Irish Film Institute -Believer, The

Believer, The

Director: Henry Bean


This powerful, provocative first feature from screenwriter-turned-director Henry Bean is loosely based on the true story of Daniel Burros, a member of the American Nazi party in the 1970s who committed suicide after a New York Times reporter revealed that he was Jewish. In Bean’s version, the protagonist is Danny Balint (Ryan Gosling), a fiercely intelligent former Yeshiva student who we see beating up a defenceless Yeshiva boy, using a caricatured Jewish family for target practise, and making eloquent speeches which help to raise funds for the neo-fascist group fronted by the respectable middle-class racist Lina Moebius (Theresa Russell) and her lover, Curtis Zampf (Billy Zane).
Ironically, it is when Danny’s words flow, rather than when his fists fly, that we see him at his most brilliant, and at his most conflicted. While attending a weekend training camp organised by the neo-Nazi group, Danny and a bunch of his skinhead friends harangue the owner of a kosher dinerothe latter with predictable racial taunts, Danny with a sophisticated argument about the absurdities of what is and what is not considered kosher food.

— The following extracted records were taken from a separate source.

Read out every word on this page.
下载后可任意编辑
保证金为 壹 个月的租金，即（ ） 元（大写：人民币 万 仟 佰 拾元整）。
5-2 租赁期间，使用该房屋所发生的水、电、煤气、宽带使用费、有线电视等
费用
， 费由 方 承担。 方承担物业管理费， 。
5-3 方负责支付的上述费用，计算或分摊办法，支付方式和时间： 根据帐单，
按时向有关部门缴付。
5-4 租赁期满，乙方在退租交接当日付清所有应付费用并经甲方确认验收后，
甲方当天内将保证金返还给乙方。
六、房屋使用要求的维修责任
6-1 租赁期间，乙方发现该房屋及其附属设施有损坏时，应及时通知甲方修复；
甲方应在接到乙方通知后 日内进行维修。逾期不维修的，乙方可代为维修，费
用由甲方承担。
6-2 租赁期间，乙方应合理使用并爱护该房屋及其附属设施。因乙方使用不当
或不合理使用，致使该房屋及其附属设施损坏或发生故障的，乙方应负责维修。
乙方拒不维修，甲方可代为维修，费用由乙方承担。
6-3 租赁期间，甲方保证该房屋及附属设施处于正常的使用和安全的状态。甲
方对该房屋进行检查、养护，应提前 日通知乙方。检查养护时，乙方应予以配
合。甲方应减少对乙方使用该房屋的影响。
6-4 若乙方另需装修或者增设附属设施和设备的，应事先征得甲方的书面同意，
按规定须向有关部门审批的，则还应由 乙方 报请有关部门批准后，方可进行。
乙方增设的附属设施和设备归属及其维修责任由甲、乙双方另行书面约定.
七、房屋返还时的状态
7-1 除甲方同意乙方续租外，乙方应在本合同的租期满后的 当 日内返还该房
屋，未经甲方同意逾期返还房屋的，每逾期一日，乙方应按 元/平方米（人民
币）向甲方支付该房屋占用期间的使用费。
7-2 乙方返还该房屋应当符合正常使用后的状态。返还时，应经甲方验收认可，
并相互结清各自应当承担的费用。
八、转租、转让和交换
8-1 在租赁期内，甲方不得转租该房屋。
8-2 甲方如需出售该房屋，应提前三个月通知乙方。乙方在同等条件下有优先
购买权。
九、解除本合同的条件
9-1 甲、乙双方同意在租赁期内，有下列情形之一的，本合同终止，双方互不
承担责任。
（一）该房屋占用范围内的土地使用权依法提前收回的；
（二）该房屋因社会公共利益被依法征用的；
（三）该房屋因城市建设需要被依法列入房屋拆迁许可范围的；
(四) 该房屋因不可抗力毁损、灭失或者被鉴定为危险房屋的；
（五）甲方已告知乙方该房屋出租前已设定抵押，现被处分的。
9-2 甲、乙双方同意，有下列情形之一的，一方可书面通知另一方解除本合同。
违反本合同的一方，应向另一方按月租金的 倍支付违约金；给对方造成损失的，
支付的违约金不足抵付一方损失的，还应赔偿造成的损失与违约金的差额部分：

Danny’s rigorous questioning of his Jewish faith and racial identity derives in part from the Torah’s emphasis on the notion that everything contains its own opposite. His frustration with what he perceives as the passivity of his people forces him to become its violent antithesis, a neo-Nazi thug. The only way he can reconcile the contradictions at the heart of his Jewishness is to become a living contradictionothe thing itself and its opposite. The seeds of self-doubt were sown early on. In a flashback sequence, Danny’s Talmud teacher explains that God was testing Abraham by telling him to kill his son, but Danny insists that the story depicts God as a power-drunk madman who wants to make Jews afraid.
Since it deals with the origins and consequences of neo-Nazi violence, The Believer inevitably will be lumped together with Romper Stomper and American History X. A more appropriate and illuminating comparison, however, would be David Mamet’s Homicide, in which Joe Mantegna played a self-hating Jewish cop. A deserving winner of the Grand Jury Prize at the Sundance Film Festival, Henry Bean’s film dares to confront and wrestle with taboo ideas, while never losing sight of the need to express them visually. As a scriptwriter with films such as Internal Affairs, Deep Cover, Mulholland Falls and Enemy of the State to his credit, it is no surprise that Bean’s dialogue and ideas are lucid and convincing. More surprising, perhaps, is the edgy realism created by cinematographer Jim Denault’s often hand-held camerawork, the kinetic energy of which is reinforced by composer Joel Diamond’s skilfully used score. Given the film’s angry, confrontational opening, it’s low-key ending is something of a surprise, a moving reconciliation that more than justifies Bean’s description of the film as a paean to Judaism. More surprising still is the fact that a film this intellectually challenging could have been made in America in the first place.
U.S.A., 2001. Colour. Dolby stereo. 98 mins.